Vale, infatti, rilevare che con il terzo dei motivi di gravame, la difesa de ricorrente chiedeva di ‘disapplicare la recidiva contestata e/o concedere la circostanze attenuanti generiche con giudizio di prevalenza rispetto alla contestata aggravante, minimo aumento per la continuazione e riduzione della pena ai minimi edittali’, senza, tuttavia, addurre alcun argomento a sostegno della richiesta di contenere l’aumento della pena a titolo di continuazione, essendo le argomentazioni circoscritte ai temi della ribadita rilevanza della recidiva e del giudizio di bilanciamento della stessa con le invocate e riconosciute circostanze attenuanti generiche.
Il terzo e ultimo motivo del ricorso va, infine, al pari del primo dichiarato infondato.

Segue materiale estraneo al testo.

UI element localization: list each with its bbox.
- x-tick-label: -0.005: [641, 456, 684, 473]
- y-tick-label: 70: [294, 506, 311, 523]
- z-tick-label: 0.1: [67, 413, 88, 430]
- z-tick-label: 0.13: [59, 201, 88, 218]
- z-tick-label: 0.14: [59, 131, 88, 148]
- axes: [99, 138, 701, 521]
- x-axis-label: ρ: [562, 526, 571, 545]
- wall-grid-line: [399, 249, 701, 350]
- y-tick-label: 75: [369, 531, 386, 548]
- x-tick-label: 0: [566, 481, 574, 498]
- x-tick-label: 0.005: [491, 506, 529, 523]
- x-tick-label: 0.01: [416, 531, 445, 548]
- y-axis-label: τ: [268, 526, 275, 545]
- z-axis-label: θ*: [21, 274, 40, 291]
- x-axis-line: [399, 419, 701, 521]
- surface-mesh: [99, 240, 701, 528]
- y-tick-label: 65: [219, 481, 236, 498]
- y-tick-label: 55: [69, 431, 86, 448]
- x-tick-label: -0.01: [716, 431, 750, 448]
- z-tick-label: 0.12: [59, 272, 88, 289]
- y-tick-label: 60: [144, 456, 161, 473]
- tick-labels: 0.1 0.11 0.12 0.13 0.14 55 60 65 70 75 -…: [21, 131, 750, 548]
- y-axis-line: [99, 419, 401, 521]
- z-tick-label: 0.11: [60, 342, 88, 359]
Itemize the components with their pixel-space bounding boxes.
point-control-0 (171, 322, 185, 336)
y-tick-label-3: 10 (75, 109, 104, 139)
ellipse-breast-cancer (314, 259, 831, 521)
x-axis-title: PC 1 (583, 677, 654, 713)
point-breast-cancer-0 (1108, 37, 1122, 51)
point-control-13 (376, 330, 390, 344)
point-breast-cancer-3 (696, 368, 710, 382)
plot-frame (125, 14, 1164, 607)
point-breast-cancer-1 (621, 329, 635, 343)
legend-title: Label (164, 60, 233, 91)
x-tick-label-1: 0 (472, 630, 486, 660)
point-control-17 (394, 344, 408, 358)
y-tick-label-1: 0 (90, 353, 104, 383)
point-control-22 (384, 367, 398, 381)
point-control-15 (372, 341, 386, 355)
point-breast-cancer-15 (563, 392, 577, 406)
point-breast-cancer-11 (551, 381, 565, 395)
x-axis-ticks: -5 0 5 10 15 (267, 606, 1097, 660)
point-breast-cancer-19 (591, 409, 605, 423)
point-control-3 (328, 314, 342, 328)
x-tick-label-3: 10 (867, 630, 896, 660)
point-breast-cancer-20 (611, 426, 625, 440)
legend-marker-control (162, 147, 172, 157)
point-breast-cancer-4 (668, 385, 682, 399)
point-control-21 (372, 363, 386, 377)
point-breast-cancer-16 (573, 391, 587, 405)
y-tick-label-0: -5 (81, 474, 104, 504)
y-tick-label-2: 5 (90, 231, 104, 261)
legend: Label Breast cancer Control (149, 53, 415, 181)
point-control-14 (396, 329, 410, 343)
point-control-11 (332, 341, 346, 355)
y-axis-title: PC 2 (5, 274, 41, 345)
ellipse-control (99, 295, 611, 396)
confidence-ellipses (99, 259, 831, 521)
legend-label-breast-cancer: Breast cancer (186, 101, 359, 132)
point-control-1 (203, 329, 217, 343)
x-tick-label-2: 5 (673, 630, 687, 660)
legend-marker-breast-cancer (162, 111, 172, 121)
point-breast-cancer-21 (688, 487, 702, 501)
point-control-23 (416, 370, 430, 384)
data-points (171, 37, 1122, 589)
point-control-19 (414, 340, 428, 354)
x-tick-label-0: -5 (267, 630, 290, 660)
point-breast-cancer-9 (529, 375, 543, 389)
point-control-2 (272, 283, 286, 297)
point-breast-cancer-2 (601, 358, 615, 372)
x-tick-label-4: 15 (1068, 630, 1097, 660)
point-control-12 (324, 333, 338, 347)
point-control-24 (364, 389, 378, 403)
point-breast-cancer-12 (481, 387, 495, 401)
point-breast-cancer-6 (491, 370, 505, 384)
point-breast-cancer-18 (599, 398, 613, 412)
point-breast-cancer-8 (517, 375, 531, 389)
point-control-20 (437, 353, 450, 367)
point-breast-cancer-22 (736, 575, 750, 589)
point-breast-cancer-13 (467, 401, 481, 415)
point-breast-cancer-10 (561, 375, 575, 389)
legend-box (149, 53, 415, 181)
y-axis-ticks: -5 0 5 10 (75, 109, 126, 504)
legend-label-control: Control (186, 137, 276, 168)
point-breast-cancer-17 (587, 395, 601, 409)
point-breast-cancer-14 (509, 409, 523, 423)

Il Collegio osserva che a fronte della doglianza in tema di recidiva, come anzidetto già bilanciata dal giudice di primo grado mediante riconoscimento delle attenuanti generiche, la Corte di appello ha fornito una risposta nel complesso congrua, benché formalmente riferita alla determinazione del trattamento sanzionatorio, del quale fa, tuttavia, parte anche l’apprezzamento dei numerosi precedenti penali gravanti a carico dell’imputato, incidenti in senso negativo sulla sua personalità (pag. 4 sent.) e che costituiscono il dato ineliminabile di ogni valutazione circa l’applicazione o meno dell’art. 99 cod. pen.
Al rigetto del ricorso segue, come per legge, la condanna dell’imputato al pagamento delle spese processuali.
P. Q. M.
Rigetta il ricorso e condanna il ricorrente al pagamento delle spese processuali.